Apparently some birds love to play with or waste their food – and those crunchy Harrison’s nuggets are perfect objects to fling across the room, “feed” to the family dog, powder into oblivion or simply “take a bite – let the rest fall on the ground – and move on to the next nugget”..
For the larger species (say, conures thru macaws) there are a number of ways to address this.
– Moisten the nuggets. The food is less likely to powder or “pop”, which some birds seem to enjoy doing (at the cost of wasted food on the floor). Make sure all moistened food is eaten or replaced at regular intervals through the day. Clean up any uneaten food thoroughly.
– Train the bird not to waste food. This will involve a more involved, personal and time-intensive approach to feeding the bird.
Remove all foods from bird’s access. Offer the food one nugget at a time. If the bird wastes this nugget do not offer another one for say 10 minutes. If they waste the next one, wait another ten minutes. Alternately if the bird eats the nugget without wasting, offer the next nugget immediately. Repeat as necessary until the bird stops wasting food.
This is a reward practice. [This method is not recommended for small birds like cockatiels, budgies etc.]
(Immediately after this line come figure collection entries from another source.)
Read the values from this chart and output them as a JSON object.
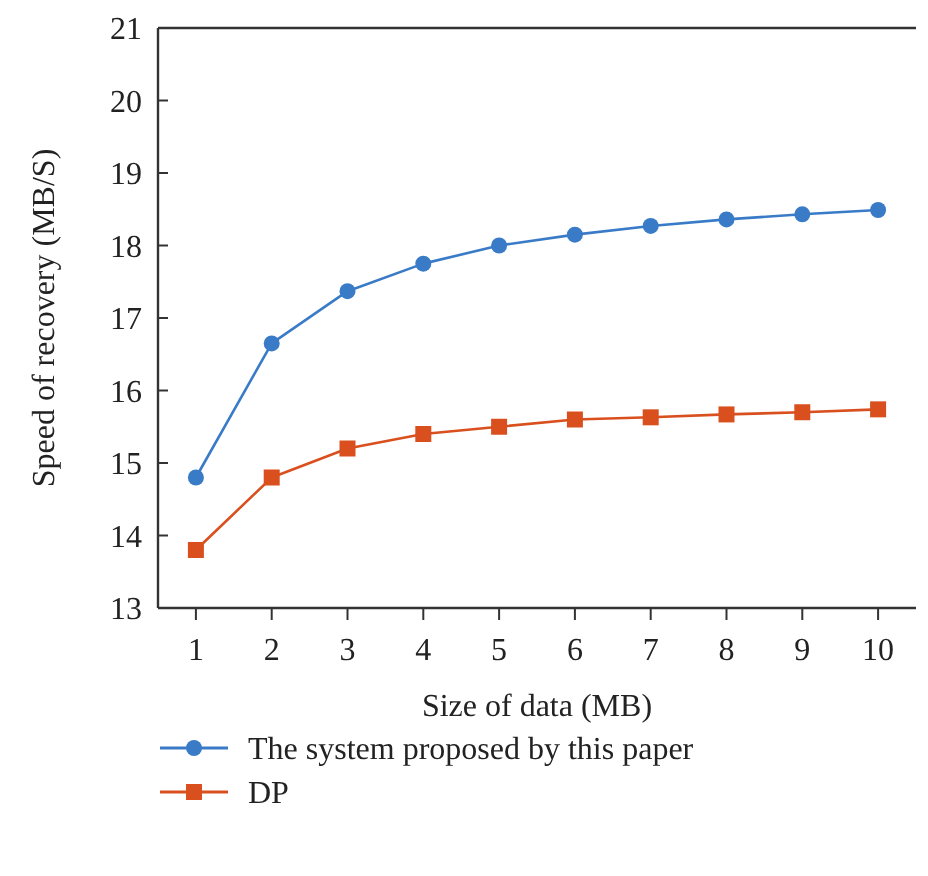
{
  "chart_data": {
    "type": "line",
    "xlabel": "Size of data (MB)",
    "ylabel": "Speed of recovery (MB/S)",
    "x": [
      1,
      2,
      3,
      4,
      5,
      6,
      7,
      8,
      9,
      10
    ],
    "xlim": [
      0.5,
      10.5
    ],
    "xticks": [
      1,
      2,
      3,
      4,
      5,
      6,
      7,
      8,
      9,
      10
    ],
    "ylim": [
      13,
      21
    ],
    "yticks": [
      13,
      14,
      15,
      16,
      17,
      18,
      19,
      20,
      21
    ],
    "series": [
      {
        "name": "The system proposed by this paper",
        "color": "#3a7bc8",
        "marker": "circle",
        "values": [
          14.8,
          16.65,
          17.37,
          17.75,
          18.0,
          18.15,
          18.27,
          18.36,
          18.43,
          18.49
        ]
      },
      {
        "name": "DP",
        "color": "#d9501e",
        "marker": "square",
        "values": [
          13.8,
          14.8,
          15.2,
          15.4,
          15.5,
          15.6,
          15.63,
          15.67,
          15.7,
          15.74
        ]
      }
    ],
    "legend": "bottom",
    "grid": false
  }
}
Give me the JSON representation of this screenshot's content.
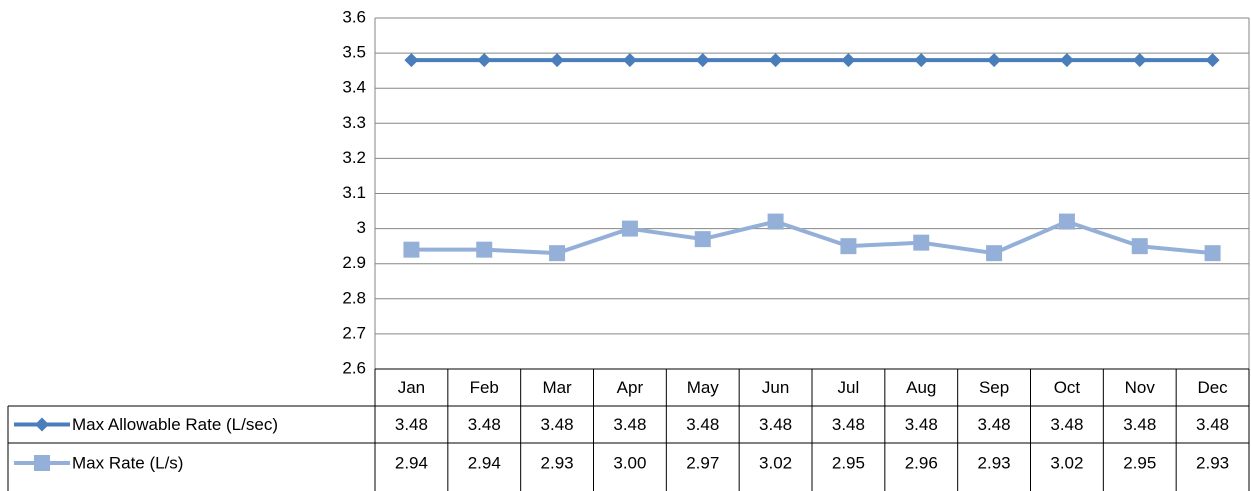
{
  "chart_data": {
    "type": "line",
    "categories": [
      "Jan",
      "Feb",
      "Mar",
      "Apr",
      "May",
      "Jun",
      "Jul",
      "Aug",
      "Sep",
      "Oct",
      "Nov",
      "Dec"
    ],
    "series": [
      {
        "name": "Max Allowable Rate (L/sec)",
        "color": "#4a7ebb",
        "marker": "diamond",
        "values": [
          3.48,
          3.48,
          3.48,
          3.48,
          3.48,
          3.48,
          3.48,
          3.48,
          3.48,
          3.48,
          3.48,
          3.48
        ]
      },
      {
        "name": "Max Rate (L/s)",
        "color": "#95b0d8",
        "marker": "square",
        "values": [
          2.94,
          2.94,
          2.93,
          3.0,
          2.97,
          3.02,
          2.95,
          2.96,
          2.93,
          3.02,
          2.95,
          2.93
        ],
        "value_labels": [
          "2.94",
          "2.94",
          "2.93",
          "3.00",
          "2.97",
          "3.02",
          "2.95",
          "2.96",
          "2.93",
          "3.02",
          "2.95",
          "2.93"
        ]
      }
    ],
    "ylim": [
      2.6,
      3.6
    ],
    "yticks": [
      2.6,
      2.7,
      2.8,
      2.9,
      3,
      3.1,
      3.2,
      3.3,
      3.4,
      3.5,
      3.6
    ],
    "grid": true
  }
}
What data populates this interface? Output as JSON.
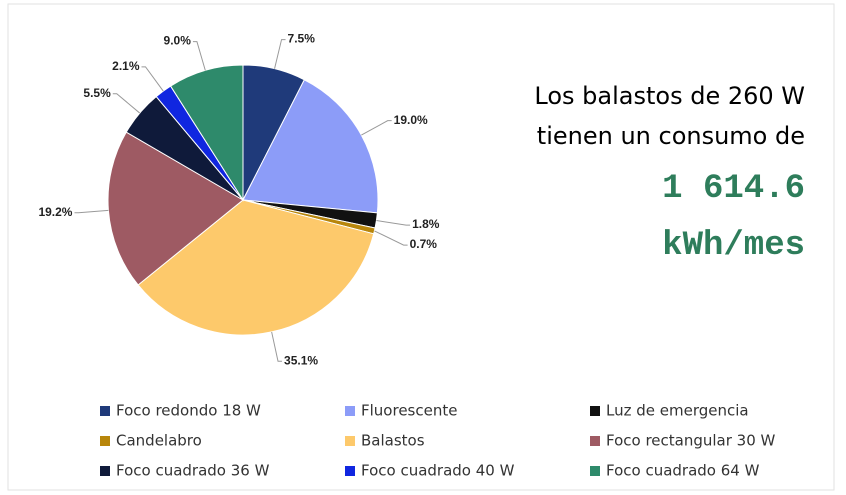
{
  "chart_data": {
    "type": "pie",
    "categories": [
      "Foco redondo 18 W",
      "Fluorescente",
      "Luz de emergencia",
      "Candelabro",
      "Balastos",
      "Foco rectangular 30 W",
      "Foco cuadrado 36 W",
      "Foco cuadrado 40 W",
      "Foco cuadrado 64 W"
    ],
    "values": [
      7.5,
      19.0,
      1.8,
      0.7,
      35.1,
      19.2,
      5.5,
      2.1,
      9.0
    ],
    "value_labels": [
      "7.5%",
      "19.0%",
      "1.8%",
      "0.7%",
      "35.1%",
      "19.2%",
      "5.5%",
      "2.1%",
      "9.0%"
    ],
    "colors": [
      "#1f3a7a",
      "#8c9cf8",
      "#111111",
      "#b8860b",
      "#fdc96b",
      "#9e5a63",
      "#0f1a3a",
      "#1026e0",
      "#2e8a6b"
    ],
    "legend": "bottom",
    "annotation": {
      "lines": [
        "Los balastos de 260 W",
        "tienen un consumo de"
      ],
      "highlight": [
        "1 614.6",
        "kWh/mes"
      ]
    }
  }
}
– Try a smaller kibble. The “Fine” versions of both High Potency and Adult Lifetime are comparable enough for larger birds and in many cases is readily accepted without food-wasting.
– Some birds with eating disabilities or certain injuries simply cannot hold and eat the nuggets the way other birds can. In some of these instances it may be easier for the owner to use the Juvenile Hand-Feeding Formula (mixed with water, fed as directed) – tube fed or spoon fed. Juvenile Formula despite its name is great nutrition for adult birds as well. Veterinarians have used this formula in the clinic environment for decades as a maintenance and/or conversion food.